The CST-100 Starliner capsule lifted off shortly before 7 p.m. EDT (2300 GMT) from the Cape Canaveral Space Station in Florida, aboard an Atlas 5 rocket from United Launch Alliance, a joint venture of Boeing and Lockheed Martin.
According to plans, the capsule will reach the space station within about 24 hours and dock with the research center, which orbits about 250 miles (400 kilometers) above Earth on Friday evening.
The Boeing spacecraft is scheduled to spend four to five days attached to the space station before detaching and returning to Earth, landing with parachute and airbag protection in the White Sands desert in New Mexico.
Mission success would take Starliner a major step toward providing NASA with a second, reliable means of transporting astronauts to and from the station.
Since the resumption of manned flights to orbit from American soil in 2020, nine years after the end of the space shuttle program, NASA has had to rely on transporting astronauts on Falcon 9 rockets and Crew Dragon capsules from billionaire Elon Musk’s SpaceX company.

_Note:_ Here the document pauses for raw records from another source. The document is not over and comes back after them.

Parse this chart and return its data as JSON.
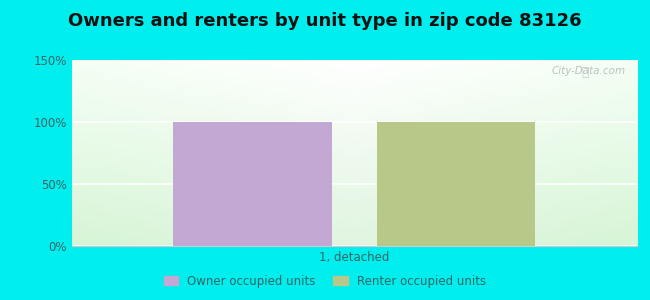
{
  "title": "Owners and renters by unit type in zip code 83126",
  "categories": [
    "1, detached"
  ],
  "owner_values": [
    100
  ],
  "renter_values": [
    100
  ],
  "owner_color": "#c4a8d4",
  "renter_color": "#b8c888",
  "background_outer": "#00eeee",
  "ylim": [
    0,
    150
  ],
  "yticks": [
    0,
    50,
    100,
    150
  ],
  "ytick_labels": [
    "0%",
    "50%",
    "100%",
    "150%"
  ],
  "bar_width": 0.28,
  "bar_gap": 0.08,
  "title_fontsize": 13,
  "legend_owner": "Owner occupied units",
  "legend_renter": "Renter occupied units",
  "watermark": "City-Data.com",
  "tick_color": "#336666",
  "grid_color": "#e0e8e0"
}
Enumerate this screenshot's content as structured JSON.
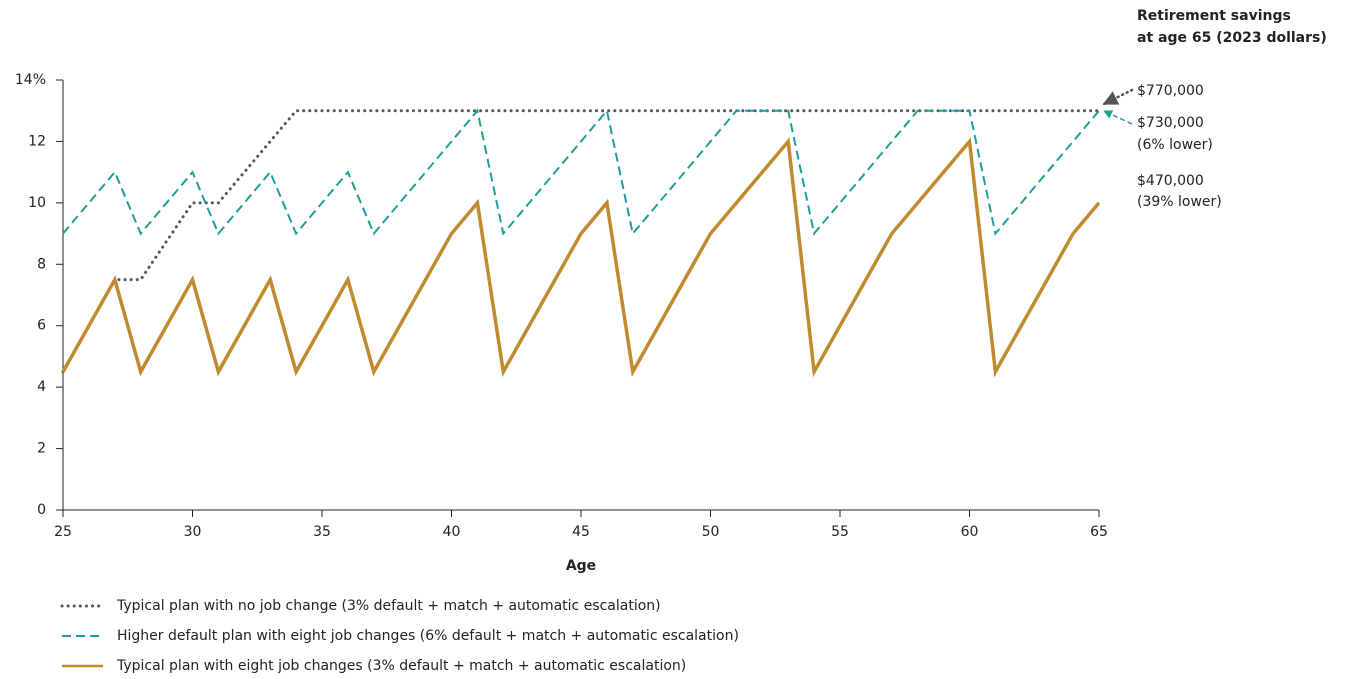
{
  "chart_data": {
    "type": "line",
    "x_label": "Age",
    "side_title": [
      "Retirement savings",
      "at age 65 (2023 dollars)"
    ],
    "end_labels": [
      [
        "$770,000"
      ],
      [
        "$730,000",
        "(6% lower)"
      ],
      [
        "$470,000",
        "(39% lower)"
      ]
    ],
    "x": [
      25,
      26,
      27,
      28,
      29,
      30,
      31,
      32,
      33,
      34,
      35,
      36,
      37,
      38,
      39,
      40,
      41,
      42,
      43,
      44,
      45,
      46,
      47,
      48,
      49,
      50,
      51,
      52,
      53,
      54,
      55,
      56,
      57,
      58,
      59,
      60,
      61,
      62,
      63,
      64,
      65
    ],
    "xlim": [
      25,
      65
    ],
    "xticks": [
      25,
      30,
      35,
      40,
      45,
      50,
      55,
      60,
      65
    ],
    "ylim": [
      0,
      14
    ],
    "yticks": [
      0,
      2,
      4,
      6,
      8,
      10,
      12,
      {
        "value": 14,
        "label": "14%"
      }
    ],
    "series": [
      {
        "name": "Typical plan with no job change (3% default + match + automatic escalation)",
        "color": "#555555",
        "dash": "dotted",
        "values": [
          4.5,
          6,
          7.5,
          7.5,
          8.75,
          10,
          10,
          11,
          12,
          13,
          13,
          13,
          13,
          13,
          13,
          13,
          13,
          13,
          13,
          13,
          13,
          13,
          13,
          13,
          13,
          13,
          13,
          13,
          13,
          13,
          13,
          13,
          13,
          13,
          13,
          13,
          13,
          13,
          13,
          13,
          13
        ]
      },
      {
        "name": "Higher default plan with eight job changes (6% default + match + automatic escalation)",
        "color": "#1f9e98",
        "dash": "dashed",
        "values": [
          9,
          10,
          11,
          9,
          10,
          11,
          9,
          10,
          11,
          9,
          10,
          11,
          9,
          10,
          11,
          12,
          13,
          9,
          10,
          11,
          12,
          13,
          9,
          10,
          11,
          12,
          13,
          13,
          13,
          9,
          10,
          11,
          12,
          13,
          13,
          13,
          9,
          10,
          11,
          12,
          13
        ]
      },
      {
        "name": "Typical plan with eight job changes (3% default + match + automatic escalation)",
        "color": "#c08a2e",
        "dash": "solid",
        "values": [
          4.5,
          6,
          7.5,
          4.5,
          6,
          7.5,
          4.5,
          6,
          7.5,
          4.5,
          6,
          7.5,
          4.5,
          6,
          7.5,
          9,
          10,
          4.5,
          6,
          7.5,
          9,
          10,
          4.5,
          6,
          7.5,
          9,
          10,
          11,
          12,
          4.5,
          6,
          7.5,
          9,
          10,
          11,
          12,
          4.5,
          6,
          7.5,
          9,
          10
        ]
      }
    ]
  }
}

Previously, the only other option for access to the orbiting laboratory was the Russian Soyuz spacecraft.
“Having a backup is important to the country,” NASA chief Bill Nelson told Reuters hours before the launch.
The launch also comes at a critical time for Boeing, as the Chicago-based company struggles to emerge from successive crises in its aircraft business and its space defense unit. The Starliner program alone has forced Boeing to incur $595 million in costs since the failure of its first unmanned test flight into orbit in 2019.
The launch was a repeat of a test mission in 2019 that failed to deliver the capsule to the space station due to a malfunction in the flight program. Subsequent problems with the Starliner’s propulsion system, supplied by Aerojet Rocket Dine, led to Boeing canceling the capsule launch attempt last summer.
The spacecraft remained idle for another nine months while the two companies wrangling over the cause of the problem and which company was responsible for fixing it, Reuters reported last week.
Starliner was developed under a $4.5 billion contract from NASA to provide the US space agency with a second means of reaching low Earth orbit, alongside SpaceX.
If the second unmanned flight into orbit is successful, Starliner could blast off its first team of astronauts in the fall, although NASA officials caution that the timeframe may be pushed back.